During this meeting organized as part of the 6th edition of the “Itinerant Literature” festival, the participants shed light on individual and collective memories, evoking their ability to illustrate historical facts that History itself is often incapable of. to design and transmit entirely.
On this occasion, the Moroccan novelist Abdelfattah Kilito highlighted these two types of memory, affirming that literature has succeeded in shining the spotlight on events, situations and characters in a way that is little or nothing different from what we found in history books.
Literature, he said, recalls stages of life other than “those we have retained in our minds from the titles of history books”, thus offering a mythical perception of the facts.
For his part, the Moroccan poet and novelist Mohammed Achaari noted a “confused and mischievous” relationship between memory and literature.
According to him, memory is content to report what actually happened in reality, while literature tells “what will happen” and what “could have happened”.
“We are inclined to believe that literature must perpetuate individual and collective memory and that it is supposed to report events and facts or be a witness to the times,” said Achaari, noting that it is writing literary which will allow Man to reach his essence and find absent details, despite his oscillation between memorization and forgetting.
For Ashraf Al-Ashmawy, Egyptian novelist, a man of letters seeks truth and the human aspect, while the historian sticks to documents and transmits an image that is “dry and devoid of feeling.”

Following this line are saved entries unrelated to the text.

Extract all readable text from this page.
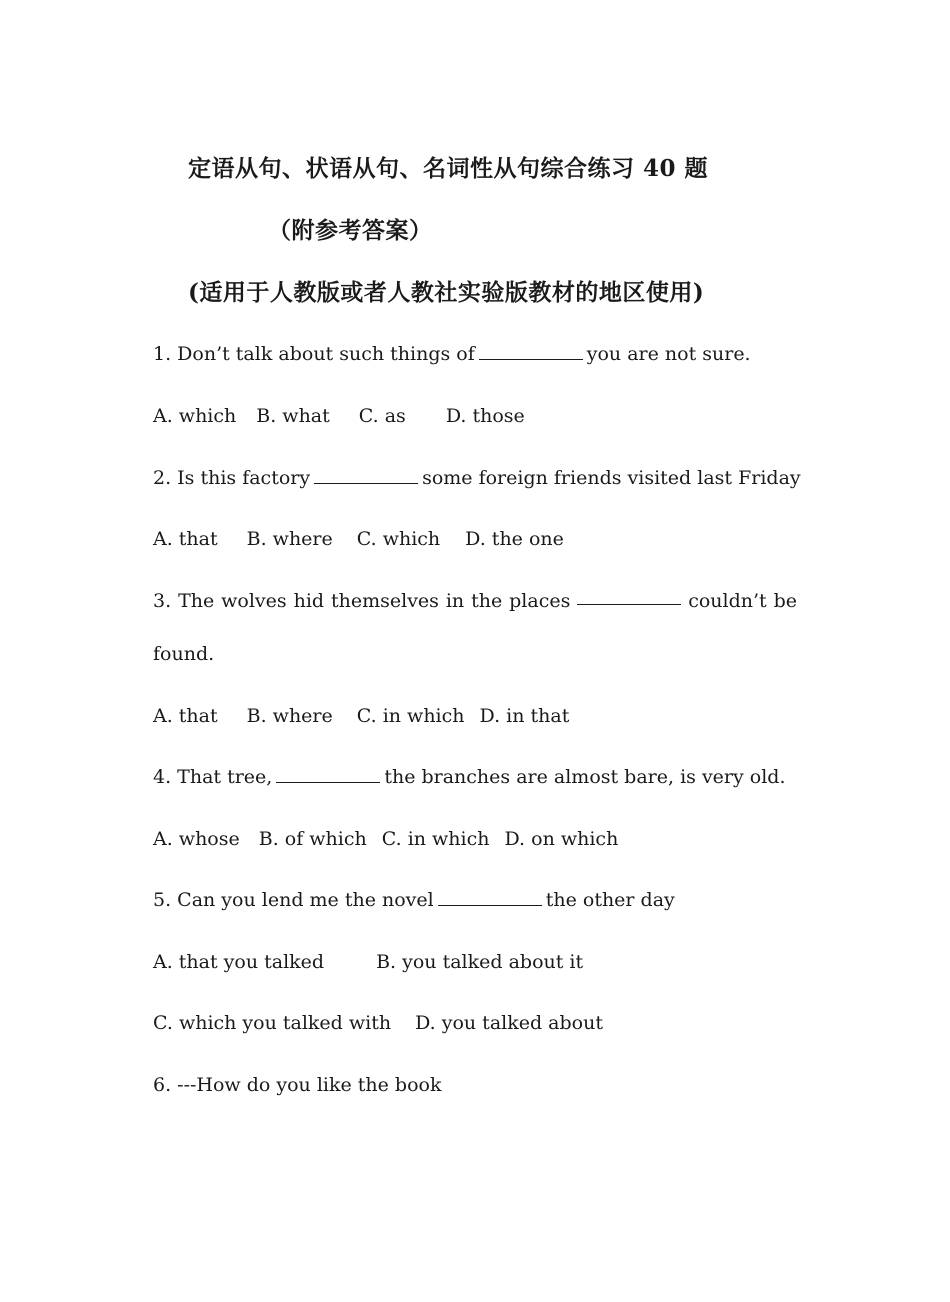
定语从句、状语从句、名词性从句综合练习 40 题
（附参考答案）
(适用于人教版或者人教社实验版教材的地区使用)
1. Don’t talk about such things of	you are not sure.
A. which B. what C. as D. those
2. Is this factory	some foreign friends visited last Friday
A. that B. where C. which D. the one
3. The wolves hid themselves in the places	couldn’t be
found.
A. that B. where C. in which D. in that
4. That tree,	the branches are almost bare, is very old.
A. whose B. of which C. in which D. on which
5. Can you lend me the novel	the other day
A. that you talked	B. you talked about it
C. which you talked with D. you talked about
6. ---How do you like the book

Mr. Al-Ashmawy said that literature has taken its rightful place in the preservation and transmission of memory, specifying that it has evolved significantly over the last 50 or 60 years.

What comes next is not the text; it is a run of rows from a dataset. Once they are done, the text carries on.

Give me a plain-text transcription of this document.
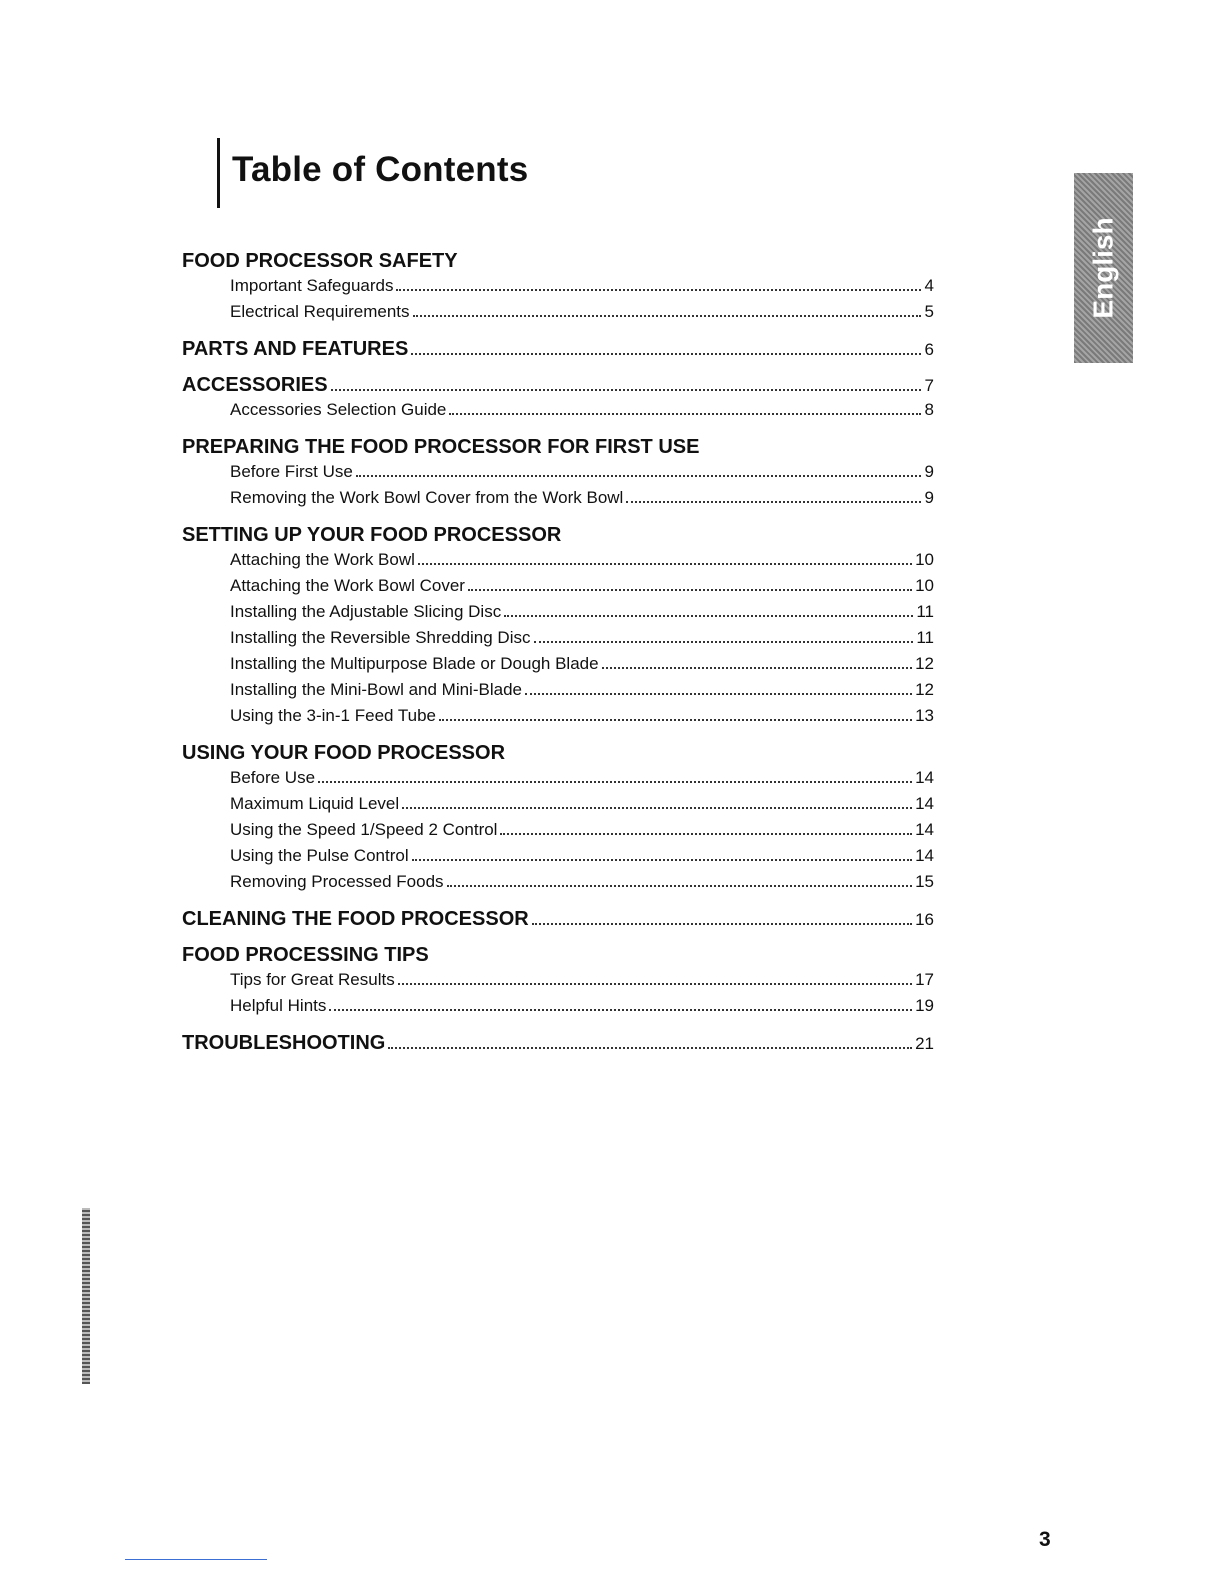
Table of Contents
FOOD PROCESSOR SAFETY
Important Safeguards	4
Electrical Requirements	5
PARTS AND FEATURES	6
ACCESSORIES	7
Accessories Selection Guide	8
PREPARING THE FOOD PROCESSOR FOR FIRST USE
Before First Use	9
Removing the Work Bowl Cover from the Work Bowl	9
SETTING UP YOUR FOOD PROCESSOR
Attaching the Work Bowl	10
Attaching the Work Bowl Cover	10
Installing the Adjustable Slicing Disc	11
Installing the Reversible Shredding Disc	11
Installing the Multipurpose Blade or Dough Blade	12
Installing the Mini-Bowl and Mini-Blade	12
Using the 3-in-1 Feed Tube	13
USING YOUR FOOD PROCESSOR
Before Use	14
Maximum Liquid Level	14
Using the Speed 1/Speed 2 Control	14
Using the Pulse Control	14
Removing Processed Foods	15
CLEANING THE FOOD PROCESSOR	16
FOOD PROCESSING TIPS
Tips for Great Results	17
Helpful Hints	19
TROUBLESHOOTING	21
English
3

As for Jokha Alharthi, Omani writer and academic winner of the Man Booker International Prize for her novel “Ladies of the Moon”, she noted that the writer conveys an adapted and different account of what happened in after the collective imagination, believing that there is a common thread between collective memory and individual memory.

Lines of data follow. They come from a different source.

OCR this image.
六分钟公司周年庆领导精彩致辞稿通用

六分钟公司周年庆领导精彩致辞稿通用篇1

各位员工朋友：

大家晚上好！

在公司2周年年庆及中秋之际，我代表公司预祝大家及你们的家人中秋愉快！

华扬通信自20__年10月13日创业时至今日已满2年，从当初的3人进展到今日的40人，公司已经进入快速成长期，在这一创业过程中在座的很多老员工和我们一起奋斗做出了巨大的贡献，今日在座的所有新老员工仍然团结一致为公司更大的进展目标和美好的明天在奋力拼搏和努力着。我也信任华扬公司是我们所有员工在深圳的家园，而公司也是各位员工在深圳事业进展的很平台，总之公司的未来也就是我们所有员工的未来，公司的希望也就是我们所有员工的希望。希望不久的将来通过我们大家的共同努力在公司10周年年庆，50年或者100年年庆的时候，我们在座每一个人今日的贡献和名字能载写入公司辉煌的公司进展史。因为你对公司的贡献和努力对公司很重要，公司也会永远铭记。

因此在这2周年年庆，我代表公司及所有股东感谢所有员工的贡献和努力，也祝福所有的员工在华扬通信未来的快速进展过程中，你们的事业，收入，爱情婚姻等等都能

Individual memory plays an increasingly important role in constructing a persuasive narrative in literary production, which proves to be a difficult challenge to overcome due to the presence of events and facts in memory.
Organized under the High Patronage of His Majesty King Mohammed VI, this event sees the participation of around forty Moroccan and foreign writers and offers the public the opportunity to meet these men and women of letters to exchange and debate their works. , indicate the organizers.
The program also includes a short story competition for young people aged 18 to 30, in order to encourage literary creativity among this category.